8月11日 第2回アジア大学リーグ 中国・杭州市浜江区体育館

 国立政治大との準決勝に敗れた早大は11日、清華大との3位決定戦に挑んだ。速いペースでの点の取り合いで試合は進み、中盤に早大が2桁のリードを奪う。第4Qは一時2点差に詰め寄られるものの、F藤山拓翔(スポ3=新潟・開志国際)の3Pシュートが決定打に。98-91で勝利し、アジア3位の座を獲得した。G下山瑛司(スポ4=愛知・中部第一)は17アシストで大会新記録を樹立し、F松本秦(スポ2=京都・洛南)も30得点の活躍を見せた。

勝利を喜ぶ選手たち

 グループステージでは清華大に敗れており、リベンジマッチとなる一戦。第1Qは早大のアクシデントで幕を開けた。試合開始早々にF三浦健一(スポ4=京都・洛南)がディフェンス時に相手と激しく接触し、コートに頭を強く打ちつける。数分間はプレーを続けたものの、頭を気にした三浦はベンチに下がり、以降コートに戻ることはなかった。

 攻守の大黒柱を失った早大であったが、奮起したのは松本とF野津洸創(スポ1=静岡・藤枝明誠)。互いに1本ずつ3Pシュートを沈めると、前戦の敗因の一つとなったリバウンドも押さえた。しかし早大はシュートの調子が上がらず、26-26の同点で第1Qを終えた。

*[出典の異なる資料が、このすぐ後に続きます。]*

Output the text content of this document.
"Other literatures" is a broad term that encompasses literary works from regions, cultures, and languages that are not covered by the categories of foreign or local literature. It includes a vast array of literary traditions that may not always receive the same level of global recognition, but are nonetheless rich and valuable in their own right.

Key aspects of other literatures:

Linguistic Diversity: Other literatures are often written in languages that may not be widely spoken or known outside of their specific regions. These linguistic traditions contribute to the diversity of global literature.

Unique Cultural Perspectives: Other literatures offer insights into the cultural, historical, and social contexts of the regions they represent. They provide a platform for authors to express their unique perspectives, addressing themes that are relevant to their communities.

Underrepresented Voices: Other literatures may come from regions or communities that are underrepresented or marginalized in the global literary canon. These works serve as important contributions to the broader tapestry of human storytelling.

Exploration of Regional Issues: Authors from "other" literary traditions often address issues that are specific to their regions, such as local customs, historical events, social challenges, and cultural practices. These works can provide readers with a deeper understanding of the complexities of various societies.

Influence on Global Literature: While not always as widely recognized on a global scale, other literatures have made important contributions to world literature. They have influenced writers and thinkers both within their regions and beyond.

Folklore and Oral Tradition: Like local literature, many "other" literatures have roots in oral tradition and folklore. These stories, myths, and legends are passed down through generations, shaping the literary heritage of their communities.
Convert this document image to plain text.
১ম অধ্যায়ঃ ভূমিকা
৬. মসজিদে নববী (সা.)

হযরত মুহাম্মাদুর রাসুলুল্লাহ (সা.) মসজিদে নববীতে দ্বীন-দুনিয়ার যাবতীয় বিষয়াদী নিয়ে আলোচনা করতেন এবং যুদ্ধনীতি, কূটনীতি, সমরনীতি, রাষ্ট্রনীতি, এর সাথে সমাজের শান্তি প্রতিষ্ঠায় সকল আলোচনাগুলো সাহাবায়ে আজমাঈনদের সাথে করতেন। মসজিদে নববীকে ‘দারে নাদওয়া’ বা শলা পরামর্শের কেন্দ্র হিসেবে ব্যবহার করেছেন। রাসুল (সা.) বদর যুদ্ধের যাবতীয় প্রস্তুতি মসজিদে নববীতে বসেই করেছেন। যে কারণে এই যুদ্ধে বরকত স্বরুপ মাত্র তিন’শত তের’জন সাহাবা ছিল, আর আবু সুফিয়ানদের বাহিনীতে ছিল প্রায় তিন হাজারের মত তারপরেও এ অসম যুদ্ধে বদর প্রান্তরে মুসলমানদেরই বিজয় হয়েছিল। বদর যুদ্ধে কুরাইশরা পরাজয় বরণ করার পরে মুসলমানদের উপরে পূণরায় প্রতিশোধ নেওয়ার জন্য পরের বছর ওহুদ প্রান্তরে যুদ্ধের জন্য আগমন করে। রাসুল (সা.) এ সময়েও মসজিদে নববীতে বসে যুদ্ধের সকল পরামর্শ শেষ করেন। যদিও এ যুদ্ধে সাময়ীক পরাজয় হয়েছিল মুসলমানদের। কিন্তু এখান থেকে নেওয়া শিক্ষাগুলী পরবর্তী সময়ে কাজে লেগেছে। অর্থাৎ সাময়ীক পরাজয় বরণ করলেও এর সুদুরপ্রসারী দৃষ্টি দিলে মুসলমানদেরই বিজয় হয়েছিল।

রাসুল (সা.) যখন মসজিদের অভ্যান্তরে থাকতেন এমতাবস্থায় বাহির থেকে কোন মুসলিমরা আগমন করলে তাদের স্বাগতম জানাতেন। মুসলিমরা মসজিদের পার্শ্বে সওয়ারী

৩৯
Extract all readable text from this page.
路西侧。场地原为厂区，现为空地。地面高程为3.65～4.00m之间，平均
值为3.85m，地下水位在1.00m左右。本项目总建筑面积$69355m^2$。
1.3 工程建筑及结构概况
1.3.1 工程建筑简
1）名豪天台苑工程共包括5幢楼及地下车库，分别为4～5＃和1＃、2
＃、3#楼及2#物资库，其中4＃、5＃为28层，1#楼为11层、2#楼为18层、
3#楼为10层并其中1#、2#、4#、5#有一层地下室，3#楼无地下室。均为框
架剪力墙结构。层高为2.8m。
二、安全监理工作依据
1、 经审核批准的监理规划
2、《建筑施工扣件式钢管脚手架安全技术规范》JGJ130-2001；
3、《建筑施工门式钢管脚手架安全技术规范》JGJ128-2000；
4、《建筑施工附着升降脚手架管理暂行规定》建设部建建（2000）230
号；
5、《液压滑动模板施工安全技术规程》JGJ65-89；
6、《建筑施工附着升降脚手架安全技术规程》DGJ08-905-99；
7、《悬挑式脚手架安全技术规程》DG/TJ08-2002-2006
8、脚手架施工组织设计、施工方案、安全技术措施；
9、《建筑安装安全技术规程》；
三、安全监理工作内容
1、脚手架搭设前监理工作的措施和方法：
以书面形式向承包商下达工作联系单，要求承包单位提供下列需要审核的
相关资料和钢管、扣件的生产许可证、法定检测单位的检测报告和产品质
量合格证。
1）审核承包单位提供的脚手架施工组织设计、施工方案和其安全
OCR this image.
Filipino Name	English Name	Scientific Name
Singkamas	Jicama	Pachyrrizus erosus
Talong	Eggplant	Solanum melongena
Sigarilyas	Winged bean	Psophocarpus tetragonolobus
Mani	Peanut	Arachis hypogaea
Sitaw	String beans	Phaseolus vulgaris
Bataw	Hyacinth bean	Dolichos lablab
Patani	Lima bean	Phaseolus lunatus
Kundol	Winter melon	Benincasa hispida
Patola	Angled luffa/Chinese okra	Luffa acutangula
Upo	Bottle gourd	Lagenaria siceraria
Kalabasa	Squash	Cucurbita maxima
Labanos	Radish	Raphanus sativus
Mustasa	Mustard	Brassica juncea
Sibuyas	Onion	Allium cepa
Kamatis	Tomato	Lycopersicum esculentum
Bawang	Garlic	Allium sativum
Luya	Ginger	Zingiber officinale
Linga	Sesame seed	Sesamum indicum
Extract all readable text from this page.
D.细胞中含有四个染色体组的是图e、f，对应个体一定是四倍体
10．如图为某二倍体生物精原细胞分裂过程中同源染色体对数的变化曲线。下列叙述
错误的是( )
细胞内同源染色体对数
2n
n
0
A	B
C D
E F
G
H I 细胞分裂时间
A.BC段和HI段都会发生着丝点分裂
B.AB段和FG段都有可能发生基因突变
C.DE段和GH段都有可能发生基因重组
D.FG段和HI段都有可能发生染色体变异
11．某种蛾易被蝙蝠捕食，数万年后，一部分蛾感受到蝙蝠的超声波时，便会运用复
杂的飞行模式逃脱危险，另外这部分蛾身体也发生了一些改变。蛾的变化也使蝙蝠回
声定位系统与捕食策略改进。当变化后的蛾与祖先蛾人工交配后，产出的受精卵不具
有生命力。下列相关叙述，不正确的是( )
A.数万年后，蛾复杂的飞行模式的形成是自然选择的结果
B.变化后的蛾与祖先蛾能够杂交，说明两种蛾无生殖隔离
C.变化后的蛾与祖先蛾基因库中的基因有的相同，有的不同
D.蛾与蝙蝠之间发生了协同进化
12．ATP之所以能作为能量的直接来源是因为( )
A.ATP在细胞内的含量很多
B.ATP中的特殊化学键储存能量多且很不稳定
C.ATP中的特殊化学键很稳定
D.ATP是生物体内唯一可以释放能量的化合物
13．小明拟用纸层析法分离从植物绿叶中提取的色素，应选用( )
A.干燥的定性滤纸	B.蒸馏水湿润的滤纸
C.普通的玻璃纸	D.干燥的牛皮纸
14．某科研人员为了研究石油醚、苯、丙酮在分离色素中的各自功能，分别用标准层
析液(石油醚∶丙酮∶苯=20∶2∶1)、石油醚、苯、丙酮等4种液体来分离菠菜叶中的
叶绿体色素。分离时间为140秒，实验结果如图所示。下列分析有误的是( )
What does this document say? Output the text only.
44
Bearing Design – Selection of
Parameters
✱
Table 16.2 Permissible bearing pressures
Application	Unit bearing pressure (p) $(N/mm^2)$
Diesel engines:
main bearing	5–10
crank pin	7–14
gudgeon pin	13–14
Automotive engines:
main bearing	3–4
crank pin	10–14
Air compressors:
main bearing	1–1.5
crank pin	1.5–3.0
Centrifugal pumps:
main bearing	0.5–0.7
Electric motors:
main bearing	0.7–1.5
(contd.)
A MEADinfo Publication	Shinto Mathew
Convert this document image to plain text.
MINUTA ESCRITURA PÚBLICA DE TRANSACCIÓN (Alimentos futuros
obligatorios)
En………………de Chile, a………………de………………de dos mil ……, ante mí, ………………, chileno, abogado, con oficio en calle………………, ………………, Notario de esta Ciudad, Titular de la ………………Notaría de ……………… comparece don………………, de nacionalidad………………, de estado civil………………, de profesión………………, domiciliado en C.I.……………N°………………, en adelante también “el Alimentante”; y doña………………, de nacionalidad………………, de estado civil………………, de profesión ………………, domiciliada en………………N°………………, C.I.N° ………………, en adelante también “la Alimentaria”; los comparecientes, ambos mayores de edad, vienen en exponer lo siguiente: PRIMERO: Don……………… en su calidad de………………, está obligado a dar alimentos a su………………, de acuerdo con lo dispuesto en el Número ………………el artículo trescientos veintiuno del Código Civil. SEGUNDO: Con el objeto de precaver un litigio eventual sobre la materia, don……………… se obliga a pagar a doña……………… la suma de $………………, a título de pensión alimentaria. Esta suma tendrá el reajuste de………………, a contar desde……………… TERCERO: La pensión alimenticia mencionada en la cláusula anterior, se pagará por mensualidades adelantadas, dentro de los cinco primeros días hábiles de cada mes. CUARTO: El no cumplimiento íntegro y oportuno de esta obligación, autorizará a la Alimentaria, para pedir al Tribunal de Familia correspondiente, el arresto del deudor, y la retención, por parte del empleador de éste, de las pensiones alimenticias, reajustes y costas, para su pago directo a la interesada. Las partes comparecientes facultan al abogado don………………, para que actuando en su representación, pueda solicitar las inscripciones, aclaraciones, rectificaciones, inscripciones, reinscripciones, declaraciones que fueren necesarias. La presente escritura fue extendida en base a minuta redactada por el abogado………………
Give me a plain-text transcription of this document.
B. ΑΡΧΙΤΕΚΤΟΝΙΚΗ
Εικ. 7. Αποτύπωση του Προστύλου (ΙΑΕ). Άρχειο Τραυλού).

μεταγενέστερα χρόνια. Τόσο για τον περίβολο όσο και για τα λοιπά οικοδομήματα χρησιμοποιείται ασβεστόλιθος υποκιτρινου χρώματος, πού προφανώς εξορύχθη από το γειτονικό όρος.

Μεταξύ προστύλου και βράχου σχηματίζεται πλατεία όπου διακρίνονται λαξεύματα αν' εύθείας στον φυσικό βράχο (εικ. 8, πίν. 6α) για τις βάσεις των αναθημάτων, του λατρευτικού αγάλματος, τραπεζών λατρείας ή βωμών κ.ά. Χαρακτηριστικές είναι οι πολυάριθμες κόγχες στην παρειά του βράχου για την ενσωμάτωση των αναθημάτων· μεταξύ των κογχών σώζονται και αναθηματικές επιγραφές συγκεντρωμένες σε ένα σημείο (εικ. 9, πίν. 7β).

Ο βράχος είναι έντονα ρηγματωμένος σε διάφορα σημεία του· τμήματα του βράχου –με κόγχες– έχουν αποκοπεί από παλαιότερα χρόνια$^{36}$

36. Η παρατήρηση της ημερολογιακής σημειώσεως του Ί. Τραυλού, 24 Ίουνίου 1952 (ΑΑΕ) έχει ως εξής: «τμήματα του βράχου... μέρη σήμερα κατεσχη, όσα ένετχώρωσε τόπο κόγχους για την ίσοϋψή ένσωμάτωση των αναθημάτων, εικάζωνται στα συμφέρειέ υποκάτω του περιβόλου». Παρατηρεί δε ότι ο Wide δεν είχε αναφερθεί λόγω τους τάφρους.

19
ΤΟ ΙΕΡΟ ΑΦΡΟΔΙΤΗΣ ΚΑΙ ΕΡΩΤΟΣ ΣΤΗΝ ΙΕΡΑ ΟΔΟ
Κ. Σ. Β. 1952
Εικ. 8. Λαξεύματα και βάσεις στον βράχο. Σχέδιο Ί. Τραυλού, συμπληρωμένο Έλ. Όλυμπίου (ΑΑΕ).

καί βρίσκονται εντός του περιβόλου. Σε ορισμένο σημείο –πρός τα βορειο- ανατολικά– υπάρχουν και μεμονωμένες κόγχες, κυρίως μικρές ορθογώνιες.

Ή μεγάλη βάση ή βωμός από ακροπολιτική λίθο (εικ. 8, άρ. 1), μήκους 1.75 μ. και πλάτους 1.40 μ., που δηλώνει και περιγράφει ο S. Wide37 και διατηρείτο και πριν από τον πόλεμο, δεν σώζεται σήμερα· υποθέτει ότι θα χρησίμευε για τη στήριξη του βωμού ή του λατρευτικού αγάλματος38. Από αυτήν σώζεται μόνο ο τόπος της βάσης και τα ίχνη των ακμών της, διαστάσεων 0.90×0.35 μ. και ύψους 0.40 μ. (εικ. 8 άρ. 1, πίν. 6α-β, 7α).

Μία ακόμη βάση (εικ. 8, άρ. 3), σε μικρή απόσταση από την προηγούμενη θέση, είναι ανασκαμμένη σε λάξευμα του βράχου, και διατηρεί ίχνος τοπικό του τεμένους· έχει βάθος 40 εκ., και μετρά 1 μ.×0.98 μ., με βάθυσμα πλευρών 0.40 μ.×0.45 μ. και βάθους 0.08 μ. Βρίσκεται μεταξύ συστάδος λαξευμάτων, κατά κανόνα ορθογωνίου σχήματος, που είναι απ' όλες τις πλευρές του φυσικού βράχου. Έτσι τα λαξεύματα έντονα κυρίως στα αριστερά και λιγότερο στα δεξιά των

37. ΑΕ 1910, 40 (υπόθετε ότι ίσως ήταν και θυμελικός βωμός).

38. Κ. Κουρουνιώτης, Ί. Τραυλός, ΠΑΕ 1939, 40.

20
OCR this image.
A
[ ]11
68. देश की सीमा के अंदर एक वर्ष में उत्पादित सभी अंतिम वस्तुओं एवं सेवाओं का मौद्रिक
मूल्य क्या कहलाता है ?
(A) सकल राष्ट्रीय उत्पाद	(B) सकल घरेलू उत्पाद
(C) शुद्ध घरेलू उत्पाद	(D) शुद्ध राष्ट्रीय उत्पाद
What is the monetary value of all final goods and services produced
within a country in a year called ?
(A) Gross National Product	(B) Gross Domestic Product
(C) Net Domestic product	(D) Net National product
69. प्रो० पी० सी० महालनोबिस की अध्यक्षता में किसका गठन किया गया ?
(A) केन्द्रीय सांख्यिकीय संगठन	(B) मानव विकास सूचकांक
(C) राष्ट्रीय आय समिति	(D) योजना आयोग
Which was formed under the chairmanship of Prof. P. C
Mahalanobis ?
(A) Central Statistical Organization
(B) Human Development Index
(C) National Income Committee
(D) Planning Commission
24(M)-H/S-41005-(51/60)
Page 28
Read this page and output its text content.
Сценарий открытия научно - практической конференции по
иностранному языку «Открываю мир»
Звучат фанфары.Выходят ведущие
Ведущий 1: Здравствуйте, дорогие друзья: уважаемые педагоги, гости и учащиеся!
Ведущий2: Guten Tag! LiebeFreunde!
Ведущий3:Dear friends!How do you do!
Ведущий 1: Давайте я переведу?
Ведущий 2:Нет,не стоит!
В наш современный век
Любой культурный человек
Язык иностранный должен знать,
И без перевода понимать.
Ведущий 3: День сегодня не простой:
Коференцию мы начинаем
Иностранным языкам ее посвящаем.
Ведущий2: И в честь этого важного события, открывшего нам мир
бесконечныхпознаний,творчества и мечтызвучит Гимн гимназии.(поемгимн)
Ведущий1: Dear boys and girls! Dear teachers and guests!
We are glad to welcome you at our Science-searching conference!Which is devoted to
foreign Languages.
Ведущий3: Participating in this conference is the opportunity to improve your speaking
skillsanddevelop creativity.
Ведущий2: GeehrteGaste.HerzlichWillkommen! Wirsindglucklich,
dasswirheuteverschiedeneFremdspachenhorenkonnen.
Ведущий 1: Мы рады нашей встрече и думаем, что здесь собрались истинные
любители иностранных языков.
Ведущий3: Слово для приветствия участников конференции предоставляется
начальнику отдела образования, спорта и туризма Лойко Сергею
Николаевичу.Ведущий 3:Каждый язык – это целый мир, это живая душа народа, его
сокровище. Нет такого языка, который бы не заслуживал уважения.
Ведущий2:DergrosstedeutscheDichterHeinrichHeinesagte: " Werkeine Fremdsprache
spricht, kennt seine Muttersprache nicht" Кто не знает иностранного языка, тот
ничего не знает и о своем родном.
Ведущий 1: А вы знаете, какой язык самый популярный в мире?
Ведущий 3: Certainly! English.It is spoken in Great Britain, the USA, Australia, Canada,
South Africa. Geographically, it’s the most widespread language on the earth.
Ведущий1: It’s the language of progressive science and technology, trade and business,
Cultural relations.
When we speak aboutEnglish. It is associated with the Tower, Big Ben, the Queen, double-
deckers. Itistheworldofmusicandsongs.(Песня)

 第2Qは守り合いとなる。積極的にダブルチームを仕掛けるディフェンスが機能したものの、ターンオーバーで得点が停滞。両校のこう着状態が続いたが、この流れを打破したのは松本だった。3Pシュートを3本沈め、7点のリードを築く。下山も持ち前のスピードを生かして得点、アシストを量産。51-44で試合を折り返した。

3Pシュートを放つ松本

 第3QはG嘉手川太智(商4=沖縄・開邦)と野津がチームを支える。嘉手川はシュートを高い確率で沈め、この試合15得点。得意のディフェンスでも存在感を発揮し、4スティールを記録した。野津は松本に警戒が集まる中で得点を重ね、三浦の穴を埋める16得点10リバウンドのダブルダブル。このQでリードを広げ、77-63で第3Qを終えた。

 しかし第4Qに清華大が猛追。連続3Pシュートを沈め、残り約4分で6点差に詰め寄る。早大は松本の3Pシュートで反撃するが、残り2分10秒にはリードが2点に縮まった。

 それでも、ここでチームを救ったのは藤山。下山のパスから3Pシュートを沈めて5点差に広げると、残り30秒では値千金のブロックで勝利をたぐり寄せた。最後はファウルゲームをしのぎ、98-91で試合終了。グループステージの雪辱を果たし、アジア3位を勝ち取った。

試合後の選手たち

 この試合で下山は17アシストの大会新記録を樹立。大会を通じても1試合平均12.4本を記録し、アシスト王に輝いた。この日30得点の松本は得点王を獲得し、さらに大会ベスト5にも選出された。

 松本は試合後の記者会見で「早大はトーナメントでは勝ちきれていない。今後Bリーグを目指す上でメンタル的にも実力的にも足りていない部分が多いので、残りの2年半で身につけたい」と力強く語った。

表彰式のようす

 下山、松本がアジアに名をとどろかせただけでなく、嘉手川、藤山、野津といったロールプレイヤーにとっても大きな飛躍の大会となった。倉石平ヘッドコーチ(昭54教卒=東京・早実)も会見で「下山を除けば試合に出ていたメンバーの多くは3年生以下。楽観的かもしれないが、明るい未来。」と口にした。笑顔で中国を去った早大は8月26日、関東大学リーグ戦の開幕を迎える。